Мы возвращаемся, таким образом, к началу наших рассуждений о моральных принципах Никиты Хониата: в отчаянии перед неустойчивостью и себялюбием византийского общества, он искал выхода не в христианском аскетическом идеале, но в принципах родства и «дружбы», в принципах, напоминавших рыцарскую идею вассальной верности.
Нравственное назначение «Истории» Хониата было подчеркнуто автором предисловия к женевскому изданию, выпущенному в 1593 г. Время, описанное Никитой, говорится в этом предисловии, очень сходно с нашим временем (т. е. с эпохой контрреформации и утверждения абсолютизма). Трагедия Греции и придворные язвы легко могут быть отнесены к «нашему времени». Вдумываясь в сказанное Хониатом, читатель начнет понимать, продолжает автор, что нужно уважать справедливость и не забывать о боге, что Хониат приводит свободные воззрения честных государственных мужей, чуждых подобострастия и притворства, высказывающих чистую правду, что политической доблести учит его сочинение{18}
.Общественные и нравственные идеалы Хониата порождены, если так можно выразиться, его трагическим восприятием действительности, ощущением надвигающейся катастрофы и затем, в поздних частях, переживанием катастрофы совершившейся.
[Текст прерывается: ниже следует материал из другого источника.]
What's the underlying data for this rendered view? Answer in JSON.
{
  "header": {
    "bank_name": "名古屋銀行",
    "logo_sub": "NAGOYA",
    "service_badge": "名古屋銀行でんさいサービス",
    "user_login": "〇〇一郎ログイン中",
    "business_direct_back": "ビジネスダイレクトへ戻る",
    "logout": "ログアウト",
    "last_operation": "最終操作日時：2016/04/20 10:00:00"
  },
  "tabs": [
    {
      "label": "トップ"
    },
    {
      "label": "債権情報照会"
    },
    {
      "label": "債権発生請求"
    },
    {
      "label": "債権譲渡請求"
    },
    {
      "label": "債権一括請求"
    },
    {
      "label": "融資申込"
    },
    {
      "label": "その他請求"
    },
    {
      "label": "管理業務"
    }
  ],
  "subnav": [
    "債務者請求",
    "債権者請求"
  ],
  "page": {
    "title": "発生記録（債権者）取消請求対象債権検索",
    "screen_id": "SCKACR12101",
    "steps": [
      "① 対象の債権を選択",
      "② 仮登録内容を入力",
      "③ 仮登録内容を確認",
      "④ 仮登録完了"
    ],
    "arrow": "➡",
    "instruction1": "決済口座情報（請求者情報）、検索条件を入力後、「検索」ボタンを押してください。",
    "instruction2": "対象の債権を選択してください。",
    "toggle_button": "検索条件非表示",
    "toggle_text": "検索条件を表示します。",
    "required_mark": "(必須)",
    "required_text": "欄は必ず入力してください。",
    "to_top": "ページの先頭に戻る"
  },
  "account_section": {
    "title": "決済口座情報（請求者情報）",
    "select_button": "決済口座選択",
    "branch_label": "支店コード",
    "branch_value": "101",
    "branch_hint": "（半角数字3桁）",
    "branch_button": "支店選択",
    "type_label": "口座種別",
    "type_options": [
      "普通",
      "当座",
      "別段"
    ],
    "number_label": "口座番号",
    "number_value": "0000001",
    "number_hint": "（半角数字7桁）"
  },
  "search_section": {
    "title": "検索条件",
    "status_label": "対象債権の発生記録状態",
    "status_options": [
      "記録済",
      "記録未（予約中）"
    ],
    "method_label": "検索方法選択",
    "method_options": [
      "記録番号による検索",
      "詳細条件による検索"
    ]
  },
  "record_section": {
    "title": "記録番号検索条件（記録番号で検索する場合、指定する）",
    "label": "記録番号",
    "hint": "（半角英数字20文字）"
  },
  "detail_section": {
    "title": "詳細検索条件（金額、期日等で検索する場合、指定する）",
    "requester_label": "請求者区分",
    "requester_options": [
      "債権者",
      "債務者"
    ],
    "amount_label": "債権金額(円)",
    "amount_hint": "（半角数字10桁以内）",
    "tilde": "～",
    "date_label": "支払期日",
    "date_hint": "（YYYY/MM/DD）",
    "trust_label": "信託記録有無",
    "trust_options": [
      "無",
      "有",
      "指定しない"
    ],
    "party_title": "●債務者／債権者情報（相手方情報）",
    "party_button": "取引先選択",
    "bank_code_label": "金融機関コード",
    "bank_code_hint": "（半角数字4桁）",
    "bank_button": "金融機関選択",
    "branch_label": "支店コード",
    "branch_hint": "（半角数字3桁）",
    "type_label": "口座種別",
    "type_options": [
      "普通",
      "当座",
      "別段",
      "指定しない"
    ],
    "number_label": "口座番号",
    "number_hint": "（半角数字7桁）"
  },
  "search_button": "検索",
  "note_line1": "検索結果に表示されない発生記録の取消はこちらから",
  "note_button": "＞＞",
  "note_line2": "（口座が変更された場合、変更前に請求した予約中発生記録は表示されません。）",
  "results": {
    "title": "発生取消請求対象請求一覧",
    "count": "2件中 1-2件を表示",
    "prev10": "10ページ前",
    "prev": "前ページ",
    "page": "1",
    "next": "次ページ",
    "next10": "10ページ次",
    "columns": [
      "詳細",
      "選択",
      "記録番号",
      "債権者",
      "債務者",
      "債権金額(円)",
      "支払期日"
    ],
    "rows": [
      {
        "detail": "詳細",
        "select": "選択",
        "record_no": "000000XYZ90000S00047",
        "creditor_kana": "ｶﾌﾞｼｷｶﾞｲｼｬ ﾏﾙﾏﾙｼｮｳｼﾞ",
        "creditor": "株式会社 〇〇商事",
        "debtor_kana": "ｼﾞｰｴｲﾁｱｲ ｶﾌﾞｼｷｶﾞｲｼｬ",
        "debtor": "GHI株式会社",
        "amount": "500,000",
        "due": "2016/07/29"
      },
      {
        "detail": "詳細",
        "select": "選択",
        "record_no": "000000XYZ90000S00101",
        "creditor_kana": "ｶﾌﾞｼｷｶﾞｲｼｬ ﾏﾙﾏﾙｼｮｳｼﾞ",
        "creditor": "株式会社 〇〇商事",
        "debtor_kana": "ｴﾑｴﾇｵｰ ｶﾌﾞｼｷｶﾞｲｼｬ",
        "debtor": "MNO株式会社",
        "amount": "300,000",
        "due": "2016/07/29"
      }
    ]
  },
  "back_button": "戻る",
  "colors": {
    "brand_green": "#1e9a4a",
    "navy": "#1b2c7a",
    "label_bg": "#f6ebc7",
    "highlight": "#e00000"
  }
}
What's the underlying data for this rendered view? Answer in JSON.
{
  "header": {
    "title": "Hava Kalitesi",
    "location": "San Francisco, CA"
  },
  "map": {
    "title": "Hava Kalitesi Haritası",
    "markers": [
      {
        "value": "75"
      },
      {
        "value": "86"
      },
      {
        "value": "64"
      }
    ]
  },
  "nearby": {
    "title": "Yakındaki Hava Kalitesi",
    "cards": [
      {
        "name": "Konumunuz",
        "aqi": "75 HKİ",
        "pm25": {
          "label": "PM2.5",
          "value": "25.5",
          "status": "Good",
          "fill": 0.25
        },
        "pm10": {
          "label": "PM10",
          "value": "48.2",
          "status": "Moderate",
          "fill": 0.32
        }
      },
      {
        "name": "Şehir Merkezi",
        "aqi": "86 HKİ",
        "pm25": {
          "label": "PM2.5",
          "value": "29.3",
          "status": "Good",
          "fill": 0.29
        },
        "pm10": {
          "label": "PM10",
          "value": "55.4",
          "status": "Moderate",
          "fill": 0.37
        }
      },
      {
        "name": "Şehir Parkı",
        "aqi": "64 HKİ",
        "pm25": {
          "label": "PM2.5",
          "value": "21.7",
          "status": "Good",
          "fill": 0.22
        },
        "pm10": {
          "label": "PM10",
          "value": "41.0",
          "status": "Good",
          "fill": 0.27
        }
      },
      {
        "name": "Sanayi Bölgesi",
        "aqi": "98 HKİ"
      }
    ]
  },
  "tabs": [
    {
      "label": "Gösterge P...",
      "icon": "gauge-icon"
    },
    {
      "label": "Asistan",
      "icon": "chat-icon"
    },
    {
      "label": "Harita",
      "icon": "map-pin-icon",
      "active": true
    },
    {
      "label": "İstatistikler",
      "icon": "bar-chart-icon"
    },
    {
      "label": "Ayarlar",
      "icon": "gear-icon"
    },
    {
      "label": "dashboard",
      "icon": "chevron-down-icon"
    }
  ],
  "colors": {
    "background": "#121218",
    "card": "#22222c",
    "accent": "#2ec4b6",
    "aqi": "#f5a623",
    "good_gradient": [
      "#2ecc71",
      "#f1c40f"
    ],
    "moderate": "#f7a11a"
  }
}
Ожидание катастрофы пронизывает и образную систему «Истории», в которой удивительным образом сочетается традиционное и личное, стереотип и индивидуальное видение.
Как всякий средневековый писатель, Никита Хониат мыслит и оперирует готовыми формулами — клише, или стереотипами, — почерпнутыми в литературной традиции — в Библии, в гомеровских поэмах. Но стереотип выражения не означает или, во всяком случае, далеко не всегда означает отсутствие искреннего чувства. Напротив, готовая формула, рождая у образованного читателя определенные аллюзии, может создавать эмоциональную напряженность: недаром Хониат, переходя к описанию падения Константинополя, резко увеличивает число библейских формул. Он поступает так не потому, что не способен отлить свои чувства в свежие формы, но потому, что библейский пафос, порождающий дополнительные ассоциации, кажется ему (и, видимо, его читателю) более соответствующим драматизму ситуации, нежели будничная, лишенная риторического накала речь.
Стереотип, однако, сочетается с конкретно-индивидуальным в характеристиках героев, и подобное сочетание обобщенно-деконкретизованной формулы с неповторимым своеобразием образа дает неожиданный эффект. На страницах «Истории» Хониата проходит длинная вереница византийских императоров, и каждый из них: рыцарственный Мануил, беспомощный юноша Алексей II, кровожадный лицемер Андроник, обжора Исаак II, беспринципный Алексей III — не похож на другого, наделен своими, ему одному присущими свойствами. Образы индивидуальны, но не только индивидуальны. О каждом или. почти о каждом государе Хониат сообщает: наслаждался покоем на Пропонтиде, развлекался зрелищами ипподрома; при описании вступления на престол Мануила I, Исаака II и Алексея III дурные предзнаменования Никита всякий раз связывает со странным поведением копя. Поступки Алексея III словно повторяют действия Андроника I: оба высмеивают внешнеполитическую угрозу и занимаются пустяками в момент наивысшей внешней опасности; оба собирают для обороны корабли и разрушают жилища около стен; оба бегут из Константинополя с любовницами. А параллелизм в образах Андроника I и Исаака II доходит до того, что и тому и другому приписывается разрушение одного и того же Мангаиского дворца!
Чего достигает Хониат этой итеративностью, переходящей в стереотип, в стереотип, воспринимаемый тем более отчетливо потому, что он образуется на фоне индивидуализированных характеристик? Хониат создает ощущение повторяемости в действиях императоров, ощущение известной закономерности их акций; сколь бы разными они ни были, в их поступках заключается нечто общее, заключается, если так можно сказать, известный стереотип поведения. Хониат не формулирует эту мысль с научной определенностью, но внушает ее читателю; он обращается не к разуму, а к эмоциональному восприятию и для достижения этого эффективно использует систему клише.